Kitapun ingat pernah beberapa kali SBY menerima fitnah dari orang-orang tertentu terutama berkaitan dengan pencalonan dirinya menjadi Presiden baik pada tahun 2004 maupun 2009, termasuk sebelumnya fitnah yang pernah dilancarkan oleh seorang mantan anggota DPR yang kecewa dengan dirinya. SBY menghadapinya dengan sikap tenang dan tetap menghormati orang lain dan hukum. SBY memancarkan enerji positif dan menampilkan diri sebagai pribadi pemaaf. Sabar, tabah, ikhlas dan pemaaf ini merupakan wujud spiritualitas SBY dalam menghadapi permasalahan.
Sikap itu ditunjukan pula saat meghadapi berbagai bencana di negeri ini. SBY dengan tabah menghadapinya. Ia mampu menghibur dan membangkitkan semangat, memotivasi korban untuk bangkit kembali. Ia memberikan gambaran masa depan yang cerah jika kita mau bersatu, berkerjasama, kerja cerdas dan kerja keras.
Kita juga teringat diawal-awal saat diperoleh kepastian bahwa SBY menjadi pemenang pemilihan Presiden tahun 2009 terlontar isu bahwa SBY menyiapkan keluarganya untuk menjadi Presiden pada tahun 2014, SBY dengan tegas membantahnya. Bahwa ia tidak pernah menyiapkan hal-hal seperti itu. Ia bukan seorang yang ”gila” kekuasaan, bukan ”power-maniac.”
SBY adalah seorang pribadi yang meyakini bahwa bersamaan dengan kesulitan itu ada kemudahan. Disetiap problem itu ada jalan keluarnya, setiap masalah pasti ada pemecahannya. Yang diperlukan adalah usaha yang sungguh-sungguh untuk mengatasi berbagai permasalahan yang.
Spiritualitas SBY yang tergambarkan pada enerji positif tersebut memandu SBY dalam menjalankan tugas-tugas kepemimpinannya, menjalankan tugas kenegaraan, mengambil keputusan dan dalam berinteraksi dengan berbagai pihak. Kualitas pribadi seperti ini yang membuat SBY berhasil menjalankan misi kepemimpinannya dan memperoleh simpati serta dukungan banyak pihak. Tidaklah mengherankan jikan mantan Perdana Menteri Australia John Howard menyebutkan bahwa SBY adalah "the best President in the history of Indonesia."
Melengkapi kualitas spiritualitas SBY, Andi A. Mallarangeng salah seorang terdekatnya mengatakan SBY adalah pemimpin yang memiliki nilai estetika, seorang jenderal yang memproduksi dan mengapresiasi karya-karya budaya.
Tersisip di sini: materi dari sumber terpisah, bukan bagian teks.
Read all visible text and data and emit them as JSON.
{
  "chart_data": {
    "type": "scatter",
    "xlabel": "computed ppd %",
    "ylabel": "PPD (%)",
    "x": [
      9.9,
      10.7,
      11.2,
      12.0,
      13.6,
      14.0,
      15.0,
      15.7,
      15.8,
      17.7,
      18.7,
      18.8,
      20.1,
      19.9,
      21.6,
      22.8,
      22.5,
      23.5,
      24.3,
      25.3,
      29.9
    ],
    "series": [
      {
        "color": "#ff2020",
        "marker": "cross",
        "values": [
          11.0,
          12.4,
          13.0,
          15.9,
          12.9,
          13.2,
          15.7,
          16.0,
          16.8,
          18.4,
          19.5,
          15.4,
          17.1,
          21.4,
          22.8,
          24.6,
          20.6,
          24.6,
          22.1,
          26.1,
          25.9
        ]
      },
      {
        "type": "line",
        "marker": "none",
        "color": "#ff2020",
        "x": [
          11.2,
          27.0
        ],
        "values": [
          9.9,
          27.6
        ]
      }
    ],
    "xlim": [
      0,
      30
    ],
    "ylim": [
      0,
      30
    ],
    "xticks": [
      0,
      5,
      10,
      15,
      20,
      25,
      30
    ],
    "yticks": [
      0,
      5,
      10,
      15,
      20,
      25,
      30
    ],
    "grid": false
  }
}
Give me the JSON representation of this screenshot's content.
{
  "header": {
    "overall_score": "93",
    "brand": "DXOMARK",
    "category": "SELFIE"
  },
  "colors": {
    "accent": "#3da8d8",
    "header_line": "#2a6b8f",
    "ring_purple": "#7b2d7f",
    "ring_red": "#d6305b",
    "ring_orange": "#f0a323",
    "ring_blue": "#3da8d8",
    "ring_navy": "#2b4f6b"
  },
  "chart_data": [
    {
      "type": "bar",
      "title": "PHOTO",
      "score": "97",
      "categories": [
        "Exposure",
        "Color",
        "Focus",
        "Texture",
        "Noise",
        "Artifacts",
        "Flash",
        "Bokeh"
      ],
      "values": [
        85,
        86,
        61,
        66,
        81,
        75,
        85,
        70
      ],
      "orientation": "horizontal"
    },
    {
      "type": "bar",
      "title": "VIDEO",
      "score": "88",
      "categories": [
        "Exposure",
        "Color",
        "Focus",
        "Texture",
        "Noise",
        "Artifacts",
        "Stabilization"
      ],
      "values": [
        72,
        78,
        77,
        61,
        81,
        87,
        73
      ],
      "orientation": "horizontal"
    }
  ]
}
Bagi SBY kehidupan tidak bisa hanya bertumpu pada logika dan etika, tetapi juga harus diwarnai estetika. Logika, etika dan estetika mempertajam kualitas spiritualitas SBY. Logika adalah dasar bagi pengembangan ilmu pengetahuan dan teknologi. Etika menjadi dasar pengembangan kehidupan bermasyarakat dan beragama. Namun, kehalusan budi dan rasa yang menjadi dasar dari estetika hanya bisa didapat melalui pengembangan kesenian, kesusastraan dan kebudayaan.
Pemimpin-pemimpin besar dunia sesungguhnya juga dipandu oleh spiritualitas yang kuat sebagaimana ditunjukkan oleh Gandhi, Mandela, Bunda Theresa, Hatta, Mahatir Muhammad dan Muhammad Yunus. Tampaknya SBY pun telah merintis jalan ke arah itu.